Despite the latest disaster, Shingo Mimura, the incumbent governor running for his third term, easily won the election, according to the Japanese media, as he successfully pitched himself as a steady hand who could pull Aomori prefecture's struggling economy out of its post-quake slump.
Takashi Yamauchi, a former prefectural assembly member endorsed by Prime Minister Naoto Kan's ruling Democratic Party of Japan, was unable to close the wide gap with the popular governor. The challenger, until recently a supporter of nuclear power himself, had called during the final weeks of the campaign for putting plans for new power plants on hold.
Sunday's results indicate that even after Japan's nuclear calamity, giving up the perks that come with nuclear-power plants is a difficult decision for people in rural areas like Aomori, located on the northern end of the tsunami-ravaged coast in the Tohoku region.
"We have made up our mind to co-exist with nuclear-power plants," says Shigenori Sasatake, the nuclear-policy chief in Higashidori, a village of 8,000, which hosts the prefecture's only nuclear reactor, and has another under construction. "That stance remains unchanged."
Aomori is an ideal place to take the temperature of local communities on the issue of nuclear power. In addition to the Higashidori reactor, the prefecture also has the nation's only nuclear-reprocessing plant at Rokkasho. It was set to be the site of four of 14 new reactors Japan planned to build by 2030.
Two facilities in the area were under construction before March 11: one in Higashidori and another in the nearby town of Oma. With long-term plans under review, construction has been suspended, leaving these communities in a limbo.
Aomori is also one of the poorest prefectures, with an unemployment rate among the highest in Japan. The nuclear industry is expected to provide 13% of the prefecture's total tax revenue during the current fiscal year, in addition to generous subsidies that nuclear-hosting communities receive from the central government.
Despite the accident in Fukushima, support for nuclear power persists in Japan, one of the world's largest consumers of nuclear energy for civic use. Mr. Kan has said the government will review its current policy, and even announced a plan to shut down for a time an existing plant, pending safety upgrades. But he also has said nuclear power remains a key part of Japan's energy policy.
The election in Aomori comes as many nations review their nuclear-energy policies following the Fukushima accident. Germany decided to close all of its 17 nuclear reactors by 2022, following a local election where a staunchly anti-nuke candidate won after the Japanese accident.

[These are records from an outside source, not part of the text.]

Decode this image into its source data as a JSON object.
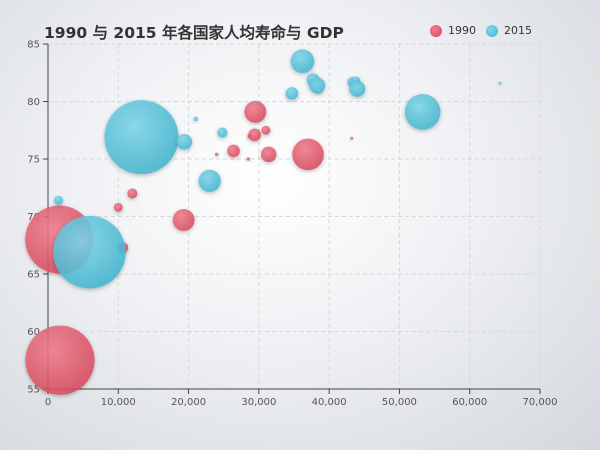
{
  "chart_data": {
    "type": "scatter",
    "title": "1990 与 2015 年各国家人均寿命与 GDP",
    "xlabel": "",
    "ylabel": "",
    "xlim": [
      0,
      70000
    ],
    "ylim": [
      55,
      85
    ],
    "xticks": [
      0,
      10000,
      20000,
      30000,
      40000,
      50000,
      60000,
      70000
    ],
    "xtick_labels": [
      "0",
      "10,000",
      "20,000",
      "30,000",
      "40,000",
      "50,000",
      "60,000",
      "70,000"
    ],
    "yticks": [
      55,
      60,
      65,
      70,
      75,
      80,
      85
    ],
    "ytick_labels": [
      "55",
      "60",
      "65",
      "70",
      "75",
      "80",
      "85"
    ],
    "grid": "dashed",
    "legend_position": "top-right",
    "series": [
      {
        "name": "1990",
        "color": "#e8576a",
        "points": [
          {
            "x": 1600,
            "y": 68.0,
            "size": 1160
          },
          {
            "x": 1700,
            "y": 57.5,
            "size": 1200
          },
          {
            "x": 10700,
            "y": 67.3,
            "size": 25
          },
          {
            "x": 10000,
            "y": 70.8,
            "size": 20
          },
          {
            "x": 12000,
            "y": 72.0,
            "size": 25
          },
          {
            "x": 19300,
            "y": 69.7,
            "size": 120
          },
          {
            "x": 24000,
            "y": 75.4,
            "size": 3
          },
          {
            "x": 26400,
            "y": 75.7,
            "size": 40
          },
          {
            "x": 28500,
            "y": 75.0,
            "size": 3
          },
          {
            "x": 28700,
            "y": 77.0,
            "size": 5
          },
          {
            "x": 29400,
            "y": 77.1,
            "size": 40
          },
          {
            "x": 29500,
            "y": 79.1,
            "size": 120
          },
          {
            "x": 31000,
            "y": 77.5,
            "size": 20
          },
          {
            "x": 31400,
            "y": 75.4,
            "size": 60
          },
          {
            "x": 37000,
            "y": 75.4,
            "size": 250
          },
          {
            "x": 43200,
            "y": 76.8,
            "size": 2
          }
        ]
      },
      {
        "name": "2015",
        "color": "#4fc3dc",
        "points": [
          {
            "x": 1500,
            "y": 71.4,
            "size": 20
          },
          {
            "x": 5900,
            "y": 66.9,
            "size": 1320
          },
          {
            "x": 13300,
            "y": 76.9,
            "size": 1371
          },
          {
            "x": 19400,
            "y": 76.5,
            "size": 60
          },
          {
            "x": 21000,
            "y": 78.5,
            "size": 5
          },
          {
            "x": 23000,
            "y": 73.1,
            "size": 125
          },
          {
            "x": 24800,
            "y": 77.3,
            "size": 25
          },
          {
            "x": 34700,
            "y": 80.7,
            "size": 40
          },
          {
            "x": 36200,
            "y": 83.5,
            "size": 140
          },
          {
            "x": 37700,
            "y": 81.9,
            "size": 40
          },
          {
            "x": 38300,
            "y": 81.4,
            "size": 65
          },
          {
            "x": 38600,
            "y": 80.9,
            "size": 4
          },
          {
            "x": 43300,
            "y": 81.7,
            "size": 25
          },
          {
            "x": 43800,
            "y": 81.8,
            "size": 20
          },
          {
            "x": 44000,
            "y": 81.1,
            "size": 65
          },
          {
            "x": 53300,
            "y": 79.1,
            "size": 320
          },
          {
            "x": 64300,
            "y": 81.6,
            "size": 2
          }
        ]
      }
    ]
  }
}
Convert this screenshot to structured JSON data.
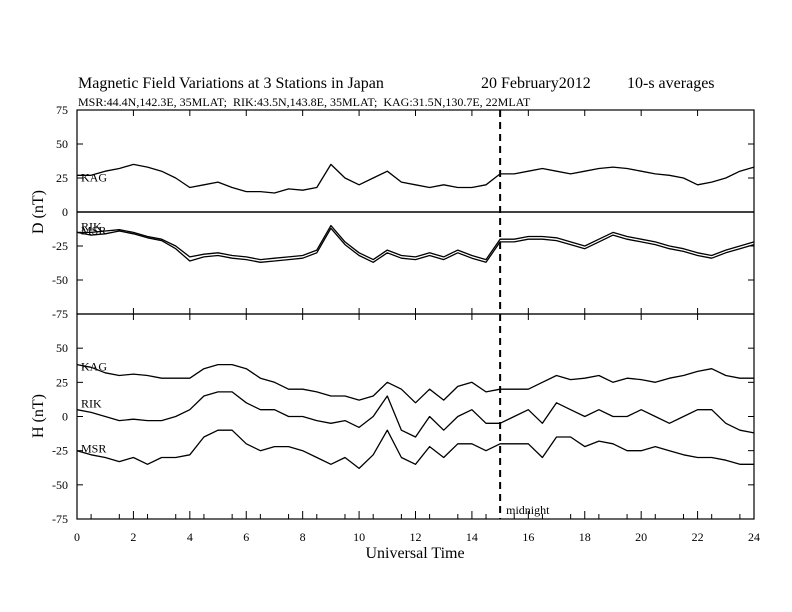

Nations such as China and Taiwan have suspended plans for new reactors while the U.S. has conducted reviews.
Throughout his campaign, Mr. Mimura, an independent and backed by the opposition Liberal Democratic Party, avoided making nuclear power a campaign issue. He said only that the prefecture will strengthen its safety evaluation. In his campaign policy literature, he pledged promoting an "energy package system" as a key industry in the prefecture, including nuclear-power generation and reprocessing.
In a 20-minute campaign speech given outside a supermarket Thursday, the 56-year-old governor repeatedly mentioned "protecting people's lives" but never uttered the world "nuclear."
Still, support for Mr. Mimura had eroded for the latest campaign, particularly among large, organized voting blocs that had traditionally accepted the prefecture's nuclear push. The local branch of Rengo, the umbrella organization for labor unions, and the political arm of the local agricultural cooperative union both dropped their endorsements for Gov. Mimura this time after supporting him in the last election.
"The plight of farmers in Fukushima—watching those farmers who had to abandon their cows as they fled—just broke our hearts," said Kiyohiko Narumi, a 53-year-old apple farmer who heads the prefectural agricultural union's political arm. "The same could happen to our apples and rice. There is no guarantee the nuclear plants in Aomori can withstand a huge tsunami."
And even some voters whose livelihood is entwined with nuclear plants were having a second thought. Take Ami Nakatsuka, a 22-year-old homemaker in Higashidori. Ms. Nakatsuka's husband lost his job as a welder at one of the plants under construction when the work there was suspended post-March 11, following a national review of nuclear reactors.
"Without nuclear plants, there will be a serious unemployment problem," she said. "But the accident in Fukushima really scares me. "
Ms. Nakatsuka's husband now works in a nuclear plant in western Japan, leaving behind his wife and three-month-old baby.